Un jeu de coupoles ovales surbaissées

 

Allemagne Bavière Vierzehnheiligen plan

 

L’église de Vierzehnheiligen, au Nord de Bamberg, est une autre prouesse architecturale de Baltasar Neumann. Le problème à résoudre était d’une toute autre nature qu’à Wurtzbourg. Là, pas d’espace restreint ou d’aspect extérieur à respecter car le site est situé au sommet d’une petite colline bien dégagée, mais par contre il convenait de mettre en valeur un lieu unique, celui où un jeune berger, avait vu apparaître, le 24 septembre 1445, un enfant pleurer à cet endroit… Apparition qui se reproduisit plusieurs fois et, lors de la dernière apparition, l’enfant déclara : « Nous sommes les quatorze intercesseurs[1] et désirons que l'on construise ici une église en notre honneur. Si vous nous servez, nous vous servirons ! ». Par la suite, de nombreuses guérisons miraculeuses se produisirent faisant de l’endroit un lieu de pèlerinage très fréquenté.

 Balthasar Neumann a conduit la construction de la basilique de 1743 jusqu'à son décès en 1753 ; elle fut achevée en 1772. L’architecte en chef de chantier, dont les plans n’avaient pas été retenus au profit de ceux Neumann, entama les travaux à un emplacement différent de celui prévu par Neumann ce qui avait pour conséquence de positionner le lieu des miracles en plein centre de la nef de l’église et non plus dans le chœur ! Neumann a alors complètement restructuré l’ensemble en faisant évoluer le plan au sol, en croix latine, vers un plan des voûtes composé de trois coupoles ovales surbaissées, la première correspondant au centre ( 1 ), une seconde à l’entrée ( 2 ), et la troisième pour le chœur ( 3 ). De chaque côté des intersections de ces trois ovales, il dispose des volumes circulaires ( 5 ) dans les bras de la croix, et plus petits avec des autels secondaires ( 6 ). A l’intersection des deux premiers ovales de la nef ( 1 et 2 ) et des autels secondaires ( 6 ), il dispose d’un autre volume circulaire. Cet ensemble de volumes interpénétrés et successifs donne une grande dynamique à l’intérieur de l’église tout en permettant de dégager de vastes espaces pour recevoir de nombreux pèlerins autour de l’autel principal, lieu du miracle, situé au centre de l’église.

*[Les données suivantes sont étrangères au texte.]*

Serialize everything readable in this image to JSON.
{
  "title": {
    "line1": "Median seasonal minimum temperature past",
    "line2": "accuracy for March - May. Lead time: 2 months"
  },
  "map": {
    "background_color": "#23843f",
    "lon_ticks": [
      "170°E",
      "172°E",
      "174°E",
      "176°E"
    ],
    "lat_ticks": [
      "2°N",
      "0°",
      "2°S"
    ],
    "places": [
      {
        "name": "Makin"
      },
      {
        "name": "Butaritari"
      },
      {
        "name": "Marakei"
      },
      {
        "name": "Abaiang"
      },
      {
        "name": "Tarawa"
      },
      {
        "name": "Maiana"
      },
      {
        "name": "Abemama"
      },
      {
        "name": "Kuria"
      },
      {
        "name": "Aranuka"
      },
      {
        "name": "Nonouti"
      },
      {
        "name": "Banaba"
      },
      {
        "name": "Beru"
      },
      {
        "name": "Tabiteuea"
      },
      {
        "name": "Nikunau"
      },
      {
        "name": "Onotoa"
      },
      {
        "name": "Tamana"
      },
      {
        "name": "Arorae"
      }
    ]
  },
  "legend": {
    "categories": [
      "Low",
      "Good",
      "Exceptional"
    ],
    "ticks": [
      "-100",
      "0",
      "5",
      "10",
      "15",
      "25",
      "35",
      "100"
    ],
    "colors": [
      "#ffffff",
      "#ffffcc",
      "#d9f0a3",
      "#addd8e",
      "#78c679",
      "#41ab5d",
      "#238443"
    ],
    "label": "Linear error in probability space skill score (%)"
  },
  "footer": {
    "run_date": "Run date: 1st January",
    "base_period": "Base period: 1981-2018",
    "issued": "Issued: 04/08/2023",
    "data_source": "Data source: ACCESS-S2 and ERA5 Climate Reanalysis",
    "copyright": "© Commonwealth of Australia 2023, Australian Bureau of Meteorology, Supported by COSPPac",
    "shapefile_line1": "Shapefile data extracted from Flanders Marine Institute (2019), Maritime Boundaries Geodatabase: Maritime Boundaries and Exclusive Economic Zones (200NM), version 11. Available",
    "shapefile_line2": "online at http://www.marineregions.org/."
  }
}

« La vieille obsession humaniste de la beauté géométrique, qui a marqué tous les chefs-d’œuvre de la Renaissance, de la coupole de Brunelleschi à Florence à la basilique de Sangallo à Montepulciano, de la villa La Rotonda de Palladio à Vicence au Tempietto de Bramante sur le Janicule, ce rêve de subordonner les nécessités fonctionnelles d’un bâtiment à la loi pure de l’esprit est exaucé une dernière fois dans cette église ; et c’est tout le génie de Neumann que d’avoir atteint à une telle réussite, en surmontant le double handicap de la grande dimension et de la décoration rococo »[2].


[1] Saint Acacius, Sainte Barbe, Saint Blaise, Sainte Catherine d’Alexandrie, Saint Christophe, Saint Cyriaque, Saint Denis, Saint Égide, Saint Érasme, Saint Eustache, Saint Georges, Saint Guy, Sainte Marguerite d’Antioche et Saint Pantaléon.